Monetary policy has been stretched to its limits

The BIS released original quotes from interview with Claudio Borio, Head of the Monetary and Economic Department, in Süddeutsche Zeitung, conducted by Markus Zydra and published on 30 November 2016.

Mr Borio, the world is facing many problems. What is the root cause? 

We do not know for sure. The big questions in economics have not quite been solved. But let me start by saying that the rhetoric about the global economy is worse than the reality. In terms of global growth, we are not that far away from historical averages, especially if we adjust for demographics. Moreover, unemployment has been declining, and in several cases is close to historical norms or measures of full employment. 

So everything is fine? 

It is the medium term that is our concern – what we have called the “risky trilogy”. The long-term decline in productivity growth has accelerated since the crisis, so that the prospects for long-term growth are not bright. Debt levels, both private and public, are historically high and have been increasing since the crisis. And, most critically, the room for policy manoeuvre, both monetary and fiscal, is limited. 

But can central banks help out? 

Monetary policy has been stretched to its limits. In inflation-adjusted terms, interest rates have never been negative for so long and they are lower now than in the midst of the financial crisis, which is odd since the situation has improved. If you came from Mars and they told you that policymakers were struggling to reach price stability, you might be surprised, as inflation is not far from measures of stable prices. But since many central banks have inflation targets set at 2%, there is a lot at stake. 

Why do we have low inflation? 

We do not fully understand this. But I think we have underestimated the long-lasting impact of the globalisation of the real economy, notably the entry of China and former communist states into the world trading system. There has been persistent downward pressure on wages and prices, as competition has greatly increased, helped also by technological change. The pricing power of producers and, in particular, the bargaining power of workers have declined, making the wage-price spirals of the past less likely. 

The ECB and other central banks fear deflation. 

Building on previous work, we have analysed deflation across many countries since the 1870s. There is only a very weak link between deflation and slow growth. That finding has not received the attention it deserves. 

What should central banks be doing? 

The idea is to look carefully at what is driving disinflation and use all the flexibility available in the mandate to reach the 2% inflation target. To form a judgment is not easy, but is always necessary. Whether deflation is costly or not depends on its drivers. For instance, to the extent that it is globalisation, it is not costly, as it is supply-driven rather than the reflection of weak demand. 

Where is the danger? 

Around 2003, policymakers were also concerned with deflation, and as a result kept interest rates very low. But this contributed to a credit and property price boom that sowed the seeds of the bust that did so much damage later on. In the crisis years after 2008, it was essential to loosen monetary policy. But since then, monetary policy has been overburdened. On balance, too little has been done to repair balance sheets and to raise sustainable growth through structural reforms, such as by making markets more flexible and promoting entrepreneurship and innovation. 

And more fiscal spending? 

Only where there is room.

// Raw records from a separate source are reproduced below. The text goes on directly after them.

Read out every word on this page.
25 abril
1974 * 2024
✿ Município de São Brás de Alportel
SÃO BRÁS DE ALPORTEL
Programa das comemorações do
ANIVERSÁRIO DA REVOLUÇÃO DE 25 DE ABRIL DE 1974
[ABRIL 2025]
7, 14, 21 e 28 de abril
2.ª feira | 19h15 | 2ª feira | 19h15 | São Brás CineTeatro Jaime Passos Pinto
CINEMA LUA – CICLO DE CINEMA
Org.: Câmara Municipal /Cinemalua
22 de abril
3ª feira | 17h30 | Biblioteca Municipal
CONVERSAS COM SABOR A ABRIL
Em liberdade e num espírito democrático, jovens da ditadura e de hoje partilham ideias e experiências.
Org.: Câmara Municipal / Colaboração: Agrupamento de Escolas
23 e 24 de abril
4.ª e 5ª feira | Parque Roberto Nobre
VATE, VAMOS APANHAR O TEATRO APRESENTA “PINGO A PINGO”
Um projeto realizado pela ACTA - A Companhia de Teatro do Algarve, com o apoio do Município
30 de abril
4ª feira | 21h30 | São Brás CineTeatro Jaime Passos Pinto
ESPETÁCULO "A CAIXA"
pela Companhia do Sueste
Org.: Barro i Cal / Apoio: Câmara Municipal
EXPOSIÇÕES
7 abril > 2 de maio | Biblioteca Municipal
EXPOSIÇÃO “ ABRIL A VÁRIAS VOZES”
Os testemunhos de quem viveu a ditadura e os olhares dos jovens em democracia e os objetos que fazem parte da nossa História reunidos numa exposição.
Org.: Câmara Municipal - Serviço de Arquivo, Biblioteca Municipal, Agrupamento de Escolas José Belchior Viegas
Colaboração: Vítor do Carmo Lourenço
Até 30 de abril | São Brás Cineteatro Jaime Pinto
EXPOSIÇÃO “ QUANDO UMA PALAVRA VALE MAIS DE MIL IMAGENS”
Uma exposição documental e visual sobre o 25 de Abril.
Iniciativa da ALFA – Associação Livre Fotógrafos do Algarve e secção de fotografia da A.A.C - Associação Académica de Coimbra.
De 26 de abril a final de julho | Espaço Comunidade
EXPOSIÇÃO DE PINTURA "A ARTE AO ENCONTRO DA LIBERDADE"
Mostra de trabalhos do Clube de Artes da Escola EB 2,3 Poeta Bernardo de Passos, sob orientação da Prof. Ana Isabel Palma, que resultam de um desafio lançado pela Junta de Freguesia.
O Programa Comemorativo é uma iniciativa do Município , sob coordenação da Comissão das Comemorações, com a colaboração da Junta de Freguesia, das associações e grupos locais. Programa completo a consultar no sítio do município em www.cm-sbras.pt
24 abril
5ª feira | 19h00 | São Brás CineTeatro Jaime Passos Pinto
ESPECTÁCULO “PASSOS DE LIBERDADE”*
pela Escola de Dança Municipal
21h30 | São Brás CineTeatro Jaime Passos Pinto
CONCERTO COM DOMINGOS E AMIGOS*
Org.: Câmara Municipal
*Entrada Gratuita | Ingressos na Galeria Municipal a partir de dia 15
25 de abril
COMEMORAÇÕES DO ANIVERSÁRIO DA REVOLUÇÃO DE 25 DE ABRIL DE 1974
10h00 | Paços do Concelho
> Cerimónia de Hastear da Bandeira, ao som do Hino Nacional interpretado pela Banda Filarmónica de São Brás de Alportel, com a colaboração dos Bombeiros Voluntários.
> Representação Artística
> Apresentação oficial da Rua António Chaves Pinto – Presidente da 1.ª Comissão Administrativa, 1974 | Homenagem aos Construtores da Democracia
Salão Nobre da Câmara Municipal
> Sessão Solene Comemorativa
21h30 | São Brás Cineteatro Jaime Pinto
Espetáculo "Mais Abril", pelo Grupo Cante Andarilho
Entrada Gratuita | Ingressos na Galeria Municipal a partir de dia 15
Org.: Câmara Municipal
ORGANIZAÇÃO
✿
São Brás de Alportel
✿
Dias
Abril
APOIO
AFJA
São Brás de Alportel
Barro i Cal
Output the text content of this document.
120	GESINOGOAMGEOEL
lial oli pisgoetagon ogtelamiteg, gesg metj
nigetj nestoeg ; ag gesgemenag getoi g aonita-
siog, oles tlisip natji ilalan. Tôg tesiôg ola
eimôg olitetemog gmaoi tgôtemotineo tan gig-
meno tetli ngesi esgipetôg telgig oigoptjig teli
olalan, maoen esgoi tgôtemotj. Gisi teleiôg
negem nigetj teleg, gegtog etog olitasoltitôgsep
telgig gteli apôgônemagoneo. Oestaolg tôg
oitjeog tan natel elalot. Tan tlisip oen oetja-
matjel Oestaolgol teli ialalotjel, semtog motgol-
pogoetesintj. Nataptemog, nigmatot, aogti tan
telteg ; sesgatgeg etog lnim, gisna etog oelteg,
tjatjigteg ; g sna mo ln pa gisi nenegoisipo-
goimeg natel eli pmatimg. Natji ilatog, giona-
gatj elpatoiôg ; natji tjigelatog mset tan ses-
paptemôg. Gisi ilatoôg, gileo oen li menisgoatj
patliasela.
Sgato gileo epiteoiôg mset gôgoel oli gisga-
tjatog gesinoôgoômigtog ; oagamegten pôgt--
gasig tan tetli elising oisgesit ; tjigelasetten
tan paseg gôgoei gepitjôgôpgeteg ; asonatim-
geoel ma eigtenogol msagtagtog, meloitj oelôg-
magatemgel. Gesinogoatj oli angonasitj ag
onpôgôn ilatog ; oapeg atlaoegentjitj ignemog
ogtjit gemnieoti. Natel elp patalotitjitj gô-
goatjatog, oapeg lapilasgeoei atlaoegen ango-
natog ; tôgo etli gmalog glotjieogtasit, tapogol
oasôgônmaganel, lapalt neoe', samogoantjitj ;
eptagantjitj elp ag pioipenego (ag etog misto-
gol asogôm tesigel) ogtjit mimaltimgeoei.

Public debt in relation to GDP has never been so high in so many countries during peacetime. Fiscal space should not be overestimated. It is all too easy to end up with an even larger pile of debt. 

The global debt is around $90 trillion, and it is rising. How should one reduce it? 

How to manage the debt burden is the hardest question. The best way, of course, is to grow out of it, which is why structural reforms are so important. Other forms are more painful. 

Do you fear political populism? 

I fear a return to trade and financial protectionism. We are seeing some worrying signs. The open global economy order has been remarkably resilient to the financial crisis; but it might not so easily survive another one. At that point, we could see a historic rupture. That is an endgame we should do all we can to avoid. 

There are academics and politicians advocating the abolition of cash. What do you think of that? 

Negative nominal interest rates, especially if persistent, are already problematic. Quite apart from the problems they generate for the financial system, they can be perceived as a desperate measure, paradoxically undermining confidence. Getting rid of cash would take all this one big step further, as it would signal that there is no limit to how far into negative territory nominal interest rates could be pushed. That would risk undermining the very essence of our monetary economy. It would be playing with fire. Also, it would be quite a challenge for communication, even in simply economic terms. It would be like saying: “We want to abolish cash in order to tax you with lower negative rates in order to – tax you even more in the future.” 

Why? 

Because the reason for doing this would be to raise inflation – which is perceived as an unjust tax on savings. This would require people to have faith in the “model” which policymakers use to steer the economy. Quite a challenge!